Korner has written numerous reports, supported by the Organization for Security and Co-operation in Europe, on the state of war crimes processing in Bosnia and Herzegovina. Korner's 2016 report entitled "Processing of War Crimes at the State Level in Bosnia and Herzegovina" was adopted by High Judicial and Prosecutorial Council of Bosnia and Herzegovina in January 2017. A follow-up report was published in 2020.

==International Criminal Court==

In 2019, Korner was nominated to be the United Kingdom's candidate for the 2020 judicial elections of the International Criminal Court based in The Hague, Netherlands. In December 2020, Judge Korner was elected to serve as a judge of the International Criminal Court, for the term 2021–2030. She was elected in the first round.

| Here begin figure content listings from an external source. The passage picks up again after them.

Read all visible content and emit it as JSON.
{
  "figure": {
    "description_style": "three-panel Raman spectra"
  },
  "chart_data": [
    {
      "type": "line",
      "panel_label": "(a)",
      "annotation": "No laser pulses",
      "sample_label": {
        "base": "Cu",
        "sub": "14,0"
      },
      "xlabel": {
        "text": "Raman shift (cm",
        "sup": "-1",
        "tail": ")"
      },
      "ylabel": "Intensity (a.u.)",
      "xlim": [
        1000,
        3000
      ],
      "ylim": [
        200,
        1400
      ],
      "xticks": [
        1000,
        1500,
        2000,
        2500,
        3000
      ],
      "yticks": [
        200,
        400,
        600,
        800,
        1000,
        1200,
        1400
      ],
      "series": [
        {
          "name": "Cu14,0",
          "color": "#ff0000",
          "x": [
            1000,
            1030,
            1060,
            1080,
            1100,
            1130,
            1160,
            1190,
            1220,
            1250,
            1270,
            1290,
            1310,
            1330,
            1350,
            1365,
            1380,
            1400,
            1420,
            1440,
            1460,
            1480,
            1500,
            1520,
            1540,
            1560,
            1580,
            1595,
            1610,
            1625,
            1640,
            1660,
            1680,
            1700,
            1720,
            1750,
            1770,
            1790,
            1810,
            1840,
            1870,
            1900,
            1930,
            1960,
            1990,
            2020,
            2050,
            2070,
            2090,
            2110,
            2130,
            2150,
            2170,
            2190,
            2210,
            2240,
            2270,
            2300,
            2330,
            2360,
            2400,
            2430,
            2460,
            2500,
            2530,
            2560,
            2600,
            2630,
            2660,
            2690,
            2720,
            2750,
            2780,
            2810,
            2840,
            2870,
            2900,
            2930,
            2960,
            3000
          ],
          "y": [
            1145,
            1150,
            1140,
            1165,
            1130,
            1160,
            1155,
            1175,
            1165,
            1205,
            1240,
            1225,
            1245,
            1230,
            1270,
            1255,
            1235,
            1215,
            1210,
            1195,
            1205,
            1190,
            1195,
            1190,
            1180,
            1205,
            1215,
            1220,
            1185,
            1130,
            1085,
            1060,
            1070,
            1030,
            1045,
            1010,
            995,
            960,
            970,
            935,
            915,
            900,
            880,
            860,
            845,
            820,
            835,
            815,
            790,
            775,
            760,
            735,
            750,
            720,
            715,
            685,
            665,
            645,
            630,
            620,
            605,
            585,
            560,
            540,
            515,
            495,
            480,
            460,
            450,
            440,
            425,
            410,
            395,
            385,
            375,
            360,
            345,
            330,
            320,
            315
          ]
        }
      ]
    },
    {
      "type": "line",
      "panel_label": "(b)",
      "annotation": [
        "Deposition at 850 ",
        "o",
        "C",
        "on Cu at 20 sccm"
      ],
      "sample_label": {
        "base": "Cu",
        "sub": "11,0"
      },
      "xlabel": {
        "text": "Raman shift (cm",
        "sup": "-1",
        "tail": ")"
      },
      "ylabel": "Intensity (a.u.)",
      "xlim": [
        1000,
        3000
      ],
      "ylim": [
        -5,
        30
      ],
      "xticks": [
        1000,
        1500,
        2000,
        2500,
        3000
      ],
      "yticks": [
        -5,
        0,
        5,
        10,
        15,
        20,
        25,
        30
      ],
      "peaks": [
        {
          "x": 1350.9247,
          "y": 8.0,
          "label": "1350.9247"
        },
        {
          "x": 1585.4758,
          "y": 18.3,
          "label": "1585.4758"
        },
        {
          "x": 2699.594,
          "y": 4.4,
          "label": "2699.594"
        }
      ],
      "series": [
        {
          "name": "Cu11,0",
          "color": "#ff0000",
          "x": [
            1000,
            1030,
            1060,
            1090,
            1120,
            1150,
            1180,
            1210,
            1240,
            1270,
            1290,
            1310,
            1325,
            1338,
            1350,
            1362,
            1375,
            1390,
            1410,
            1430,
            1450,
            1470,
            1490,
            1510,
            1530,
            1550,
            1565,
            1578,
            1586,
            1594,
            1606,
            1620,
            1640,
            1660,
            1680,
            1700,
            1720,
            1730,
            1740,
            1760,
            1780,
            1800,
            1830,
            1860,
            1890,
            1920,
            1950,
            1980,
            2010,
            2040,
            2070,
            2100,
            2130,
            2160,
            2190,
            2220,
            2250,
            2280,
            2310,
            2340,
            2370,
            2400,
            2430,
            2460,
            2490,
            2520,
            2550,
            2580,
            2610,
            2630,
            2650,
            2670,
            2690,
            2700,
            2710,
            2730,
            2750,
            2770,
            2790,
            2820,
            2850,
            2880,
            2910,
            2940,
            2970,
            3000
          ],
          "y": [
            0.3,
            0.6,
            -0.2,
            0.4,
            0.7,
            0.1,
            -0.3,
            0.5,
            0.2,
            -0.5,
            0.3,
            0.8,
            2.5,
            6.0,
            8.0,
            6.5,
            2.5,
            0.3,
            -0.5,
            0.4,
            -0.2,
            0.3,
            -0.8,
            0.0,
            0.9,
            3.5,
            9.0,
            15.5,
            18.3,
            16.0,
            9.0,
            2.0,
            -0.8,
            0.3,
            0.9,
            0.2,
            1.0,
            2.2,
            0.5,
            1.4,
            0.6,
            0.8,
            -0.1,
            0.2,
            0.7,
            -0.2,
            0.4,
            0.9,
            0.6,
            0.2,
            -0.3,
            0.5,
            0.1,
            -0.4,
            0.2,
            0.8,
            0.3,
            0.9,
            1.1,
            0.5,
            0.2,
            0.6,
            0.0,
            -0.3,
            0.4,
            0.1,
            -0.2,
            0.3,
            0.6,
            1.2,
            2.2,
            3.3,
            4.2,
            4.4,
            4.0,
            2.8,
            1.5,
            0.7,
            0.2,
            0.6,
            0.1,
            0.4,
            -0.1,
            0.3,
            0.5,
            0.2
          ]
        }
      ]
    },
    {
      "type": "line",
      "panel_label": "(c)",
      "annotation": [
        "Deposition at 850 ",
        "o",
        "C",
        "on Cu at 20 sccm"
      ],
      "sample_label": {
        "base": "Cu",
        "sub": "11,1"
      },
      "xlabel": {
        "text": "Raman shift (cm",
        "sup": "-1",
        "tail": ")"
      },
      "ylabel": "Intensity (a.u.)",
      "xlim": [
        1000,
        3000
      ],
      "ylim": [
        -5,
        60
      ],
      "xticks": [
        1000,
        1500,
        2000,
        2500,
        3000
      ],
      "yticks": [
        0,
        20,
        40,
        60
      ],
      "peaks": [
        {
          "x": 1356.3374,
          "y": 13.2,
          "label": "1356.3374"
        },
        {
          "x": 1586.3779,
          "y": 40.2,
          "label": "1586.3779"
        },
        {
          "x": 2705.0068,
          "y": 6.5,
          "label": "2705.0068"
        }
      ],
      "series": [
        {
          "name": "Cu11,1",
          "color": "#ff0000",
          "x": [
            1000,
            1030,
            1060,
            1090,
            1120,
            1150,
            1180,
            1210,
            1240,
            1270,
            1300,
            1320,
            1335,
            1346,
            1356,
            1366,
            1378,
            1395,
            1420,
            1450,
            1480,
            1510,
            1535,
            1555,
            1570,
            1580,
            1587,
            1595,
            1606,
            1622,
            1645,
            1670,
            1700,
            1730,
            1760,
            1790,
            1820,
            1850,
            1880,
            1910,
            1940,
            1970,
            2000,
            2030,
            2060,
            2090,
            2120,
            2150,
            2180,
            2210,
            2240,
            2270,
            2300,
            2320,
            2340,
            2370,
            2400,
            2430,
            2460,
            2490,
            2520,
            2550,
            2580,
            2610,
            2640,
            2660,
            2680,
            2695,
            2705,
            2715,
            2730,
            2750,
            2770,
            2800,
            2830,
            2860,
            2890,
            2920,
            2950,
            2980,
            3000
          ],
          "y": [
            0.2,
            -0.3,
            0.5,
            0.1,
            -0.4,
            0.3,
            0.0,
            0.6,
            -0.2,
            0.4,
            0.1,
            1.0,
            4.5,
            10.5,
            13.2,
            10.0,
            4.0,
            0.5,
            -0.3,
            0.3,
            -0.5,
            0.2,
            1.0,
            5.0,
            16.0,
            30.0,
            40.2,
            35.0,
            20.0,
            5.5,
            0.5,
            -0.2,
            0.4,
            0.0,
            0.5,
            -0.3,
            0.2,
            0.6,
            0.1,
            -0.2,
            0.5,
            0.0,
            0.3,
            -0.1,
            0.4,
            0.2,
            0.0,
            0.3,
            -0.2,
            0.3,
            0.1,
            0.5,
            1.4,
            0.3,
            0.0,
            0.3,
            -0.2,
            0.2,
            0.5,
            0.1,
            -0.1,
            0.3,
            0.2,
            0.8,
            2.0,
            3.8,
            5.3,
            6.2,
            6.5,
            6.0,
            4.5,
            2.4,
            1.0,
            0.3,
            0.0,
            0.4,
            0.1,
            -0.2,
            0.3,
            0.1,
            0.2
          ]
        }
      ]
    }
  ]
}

In March 2021, Korner was officially sworn in as a judge of the International Criminal Court. In this capacity, she notably presided over the trial chamber that sentenced Janjaweed militia leader Ali Kushayb in 2025 to 20 years in prison for war crimes and crimes against humanity committed in Sudan’s Darfur region.

In April 2026, Korner was elected as the presiding judge of Trial Chamber III constituted to handle the case of former Philippines president Rodrigo Duterte.

==Honours==
In 2004, Korner was appointed Companion of the Order of St. Michael and St. George (CMG) for services to international law.